Judicial Watch Asks U.S. Supreme Court to Reverse Lower Court Ruling Granting Unchecked Administrative Power to FCC to Impose Net Neutrality
D.C. Circuit Decision Unlawfully ‘Undermined the Constitutional Separation of Powers’ and Threatens to ‘Destroy Enormous Amounts of National Wealth’
(Washington, DC) – Judicial Watch today announced it joined the Allied Educational Foundation (AEF) in submitting an amici curiae brief to the U.S. Supreme Court, urging the court to hear the appeal of the 2015 case regarding an Obama-era FCC decision which reclassified broadband Internet as a public utility so that it could impose its restrictive net neutrality rules (United States Telecom Association, et al. v. Federal Communications Commission and United States of America (No. 15-1063)). Judicial Watch argues that the circuit court’s decision “undermined the constitutional separation of powers” by allowing the FCC to directly intervene in the broadband Internet economy.”
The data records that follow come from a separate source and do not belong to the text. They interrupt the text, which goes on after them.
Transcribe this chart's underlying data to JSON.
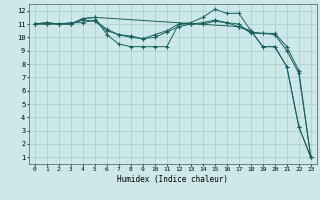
{
  "xlabel": "Humidex (Indice chaleur)",
  "xlim": [
    -0.5,
    23.5
  ],
  "ylim": [
    0.5,
    12.5
  ],
  "xticks": [
    0,
    1,
    2,
    3,
    4,
    5,
    6,
    7,
    8,
    9,
    10,
    11,
    12,
    13,
    14,
    15,
    16,
    17,
    18,
    19,
    20,
    21,
    22,
    23
  ],
  "yticks": [
    1,
    2,
    3,
    4,
    5,
    6,
    7,
    8,
    9,
    10,
    11,
    12
  ],
  "bg_color": "#cce8e8",
  "grid_color": "#aacece",
  "line_color": "#1a6060",
  "curves": [
    {
      "x": [
        0,
        1,
        2,
        3,
        4,
        5,
        6,
        7,
        8,
        9,
        10,
        11,
        12,
        13,
        14,
        15,
        16,
        17,
        18,
        19,
        20,
        21,
        22,
        23
      ],
      "y": [
        11,
        11,
        11,
        11,
        11.4,
        11.5,
        10.2,
        9.5,
        9.3,
        9.3,
        9.3,
        9.3,
        11.0,
        11.1,
        11.5,
        12.1,
        11.8,
        11.8,
        10.5,
        9.3,
        9.3,
        7.8,
        3.3,
        1.0
      ]
    },
    {
      "x": [
        0,
        1,
        2,
        3,
        4,
        5,
        6,
        7,
        8,
        9,
        10,
        11,
        12,
        13,
        14,
        15,
        16,
        17,
        18,
        19,
        20,
        21,
        22,
        23
      ],
      "y": [
        11,
        11.1,
        11,
        11,
        11.3,
        11.2,
        10.5,
        10.2,
        10.0,
        9.9,
        10.0,
        10.4,
        10.8,
        11.0,
        11.1,
        11.3,
        11.1,
        10.8,
        10.4,
        10.3,
        10.3,
        9.3,
        7.5,
        1.0
      ]
    },
    {
      "x": [
        0,
        1,
        2,
        3,
        4,
        5,
        6,
        7,
        8,
        9,
        10,
        11,
        12,
        13,
        14,
        15,
        16,
        17,
        18,
        19,
        20,
        21,
        22,
        23
      ],
      "y": [
        11,
        11.1,
        11,
        11.1,
        11.1,
        11.3,
        10.6,
        10.2,
        10.1,
        9.9,
        10.2,
        10.5,
        11.0,
        11.0,
        11.0,
        11.2,
        11.1,
        11.0,
        10.3,
        10.3,
        10.2,
        9.0,
        7.3,
        1.0
      ]
    },
    {
      "x": [
        0,
        1,
        2,
        3,
        4,
        5,
        17,
        18,
        19,
        20,
        21,
        22,
        23
      ],
      "y": [
        11,
        11,
        11,
        11,
        11.4,
        11.5,
        10.8,
        10.5,
        9.3,
        9.3,
        7.8,
        3.3,
        1.0
      ]
    }
  ]
}
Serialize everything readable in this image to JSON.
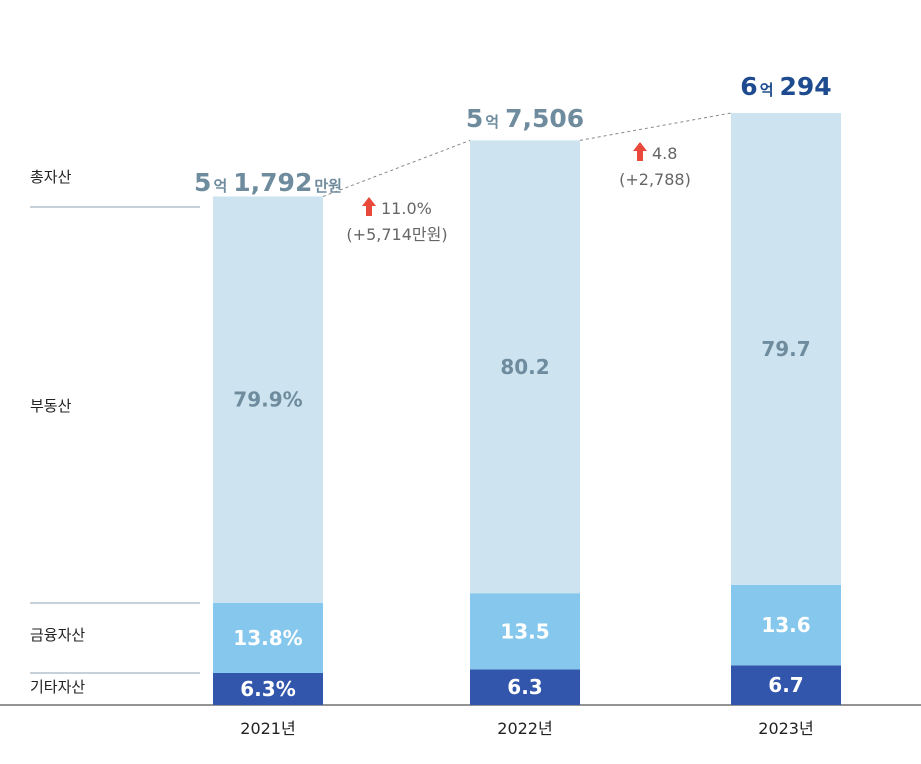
{
  "chart_data": {
    "type": "bar",
    "stacked": true,
    "categories": [
      "2021년",
      "2022년",
      "2023년"
    ],
    "row_labels": [
      "총자산",
      "부동산",
      "금융자산",
      "기타자산"
    ],
    "series": [
      {
        "name": "부동산",
        "values": [
          79.9,
          80.2,
          79.7
        ],
        "labels": [
          "79.9%",
          "80.2",
          "79.7"
        ],
        "color": "#cde4f0",
        "text_color": "#6f8c9e"
      },
      {
        "name": "금융자산",
        "values": [
          13.8,
          13.5,
          13.6
        ],
        "labels": [
          "13.8%",
          "13.5",
          "13.6"
        ],
        "color": "#86c8ed",
        "text_color": "#ffffff"
      },
      {
        "name": "기타자산",
        "values": [
          6.3,
          6.3,
          6.7
        ],
        "labels": [
          "6.3%",
          "6.3",
          "6.7"
        ],
        "color": "#3356ad",
        "text_color": "#ffffff"
      }
    ],
    "totals": [
      {
        "value_manwon": 51792,
        "label_num1": "5",
        "label_unit1": "억",
        "label_num2": "1,792",
        "label_unit2": "만원",
        "color": "#6f8c9e"
      },
      {
        "value_manwon": 57506,
        "label_num1": "5",
        "label_unit1": "억",
        "label_num2": "7,506",
        "label_unit2": "",
        "color": "#6f8c9e"
      },
      {
        "value_manwon": 60294,
        "label_num1": "6",
        "label_unit1": "억",
        "label_num2": "294",
        "label_unit2": "",
        "color": "#1e4b8f"
      }
    ],
    "changes": [
      {
        "pct": "11.0%",
        "abs": "(+5,714만원)"
      },
      {
        "pct": "4.8",
        "abs": "(+2,788)"
      }
    ],
    "arrow_color": "#e8493b",
    "connector_color": "#888888"
  }
}
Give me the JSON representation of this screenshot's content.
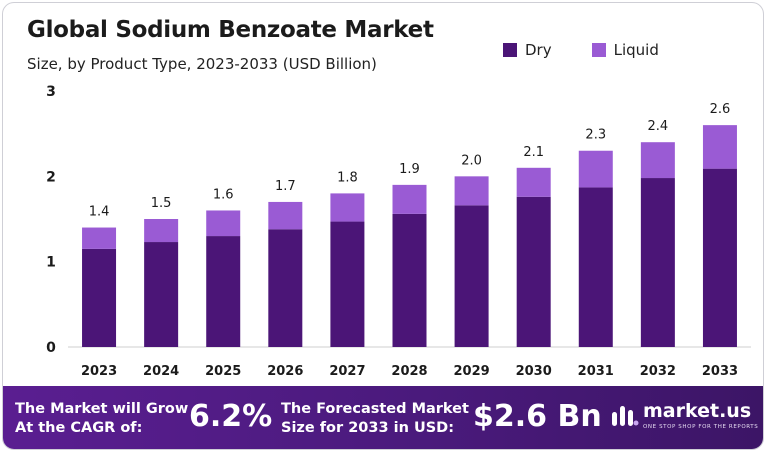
{
  "title": "Global Sodium Benzoate Market",
  "subtitle": "Size, by Product Type, 2023-2033 (USD Billion)",
  "colors": {
    "dry": "#4b1577",
    "liquid": "#9a5bd4",
    "footer": "#4a1a7c"
  },
  "chart_data": {
    "type": "bar",
    "stacked": true,
    "title": "Global Sodium Benzoate Market",
    "subtitle": "Size, by Product Type, 2023-2033 (USD Billion)",
    "categories": [
      "2023",
      "2024",
      "2025",
      "2026",
      "2027",
      "2028",
      "2029",
      "2030",
      "2031",
      "2032",
      "2033"
    ],
    "series": [
      {
        "name": "Dry",
        "color": "#4b1577",
        "values": [
          1.15,
          1.23,
          1.3,
          1.38,
          1.47,
          1.56,
          1.66,
          1.76,
          1.87,
          1.98,
          2.09
        ]
      },
      {
        "name": "Liquid",
        "color": "#9a5bd4",
        "values": [
          0.25,
          0.27,
          0.3,
          0.32,
          0.33,
          0.34,
          0.34,
          0.34,
          0.43,
          0.42,
          0.51
        ]
      }
    ],
    "totals": [
      "1.4",
      "1.5",
      "1.6",
      "1.7",
      "1.8",
      "1.9",
      "2.0",
      "2.1",
      "2.3",
      "2.4",
      "2.6"
    ],
    "yticks": [
      "0",
      "1",
      "2",
      "3"
    ],
    "ylim": [
      0,
      3
    ],
    "legend": "top-right",
    "grid": false
  },
  "footer": {
    "cagr_label_1": "The Market will Grow",
    "cagr_label_2": "At the CAGR of:",
    "cagr_value": "6.2%",
    "forecast_label_1": "The Forecasted Market",
    "forecast_label_2": "Size for 2033 in USD:",
    "forecast_value": "$2.6 Bn",
    "brand": "market.us",
    "brand_tagline": "ONE STOP SHOP FOR THE REPORTS"
  }
}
The amici brief also argues that the lower court’s ruling will expose the FCC to undue influence from politicians and lobbyists now and in the future:
The U.S. Court of Appeals for the D.C. Circuit gave an administrative agency like the Federal Communications Commission extended future powers to destroy enormous amounts of national wealth by reclassifying and regulating broadband Internet service… The result will be constant risk of damage to a major portion of the American economy and a simultaneous increase in wasteful rent-seeking behavior and agency lobbying. Amici are additionally concerned that unless this Court acts to rein in an unchecked administrative state, federal separation of powers doctrine will be badly undermined.
Additionally, Judicial Watch and AEF argue that the D.C. Circuit’s decision “is blessing Congress’ evasion of its constitutional responsibility to make laws. This will lead the executive branch to continue to usurp this authority with bolder and more inventive interpretations of decades-old statutes until eventually all real lawmaking power will lie in the executive and the judiciary.”
On May 18, 2017, the FCC voted to propose a new review of the Obama-era net neutrality regulations passed in 2015 on Internet service, which greatly increased the FCC’s management of Internet content delivery and operations. In July, Judicial Watch and AEF submitted comments to the FCC:
[T]he prior FCC was not content to merely protect Internet openness. Rather than adopt simple rules toward that end, the prior FCC adopted a raft of economic regulations that serve little purpose other than to bring a thriving and successful industry to heel, placing it under the control of federal regulators. This was a simple power grab, taking decision-making authority away from entrepreneurial businesses and putting it in the hands of the FCC.
Judicial Watch/AEF also highlighted the political motivation behind the Obama FCC “power grab” that produced this “politically corrupted decision to regulate the Internet:
The prior FCC’s adoption of the net neutrality regulations was a politically-corrupted decision, which will do far more to increase the wealth of Washington DC power-brokers and lobbyists than it will to protect consumers… These net neutrality rules are a far-left, base-appeasing federal power grab. The regulations as written are certain to increase the amount of rent-seeking behavior already present in a usually smoothly functioning industry. As industry players position themselves to curry favor with federal bureaucrats possessed of far-reaching adjudicatory powers, Internet innovation, investment and consumers all will suffer.
The Judicial Watch/AEF comments were quoted twice in the FCC’s recent order:
Should the hypothetical harms that proponents of Title II imagine eventually come to pass, application of the antitrust laws would address those harms. fn. 517 … Judicial Watch Comments at 12 (asserting that “most of the potential or imagined future violations of net neutrality principles are already illegal under antitrust laws, including acts like website blocking, charging monopoly rents, collusion between industry players, and unfair competition. The existing antitrust laws can already be enforced against broadband providers by the Justice Department, the Federal Trade Commission, and the 50 State Attorneys General.”)
And to the extent an ISP has market power, antitrust law would only allow such ISPs to engage in pro-competitive paid prioritization practices. fn. 910 Judicial Watch Comments at 9-10 (“Allowing a two-sided market to flourish is more effective than regulation for keeping consumer prices low even in true monopoly provider cases, which broadband Internet is likely not, given the ubiquity of wireless broadband.”)
“The Obama FCC’s attempted takeover of the Internet under the fake guise of ‘net neutrality,’ which was blessed by the D.C. Court of Appeals, must be stopped and not allowed to serve as a precedent for further expansion of unconstitutional actions by the federal bureaucracy,” said Judicial Watch President Tom Fitton.
In May 2017, Judicial Watch filed a Freedom of Information Act (FOIA) lawsuit against the FCC seeking records of the Obama White House’s influence in the FCC’s decision to reclassify broadband Internet as a public utility so that it could impose its restrictive net neutrality regulatory rules (Judicial Watch v. Federal Communications Commission (No. 1:17-cv-00933)).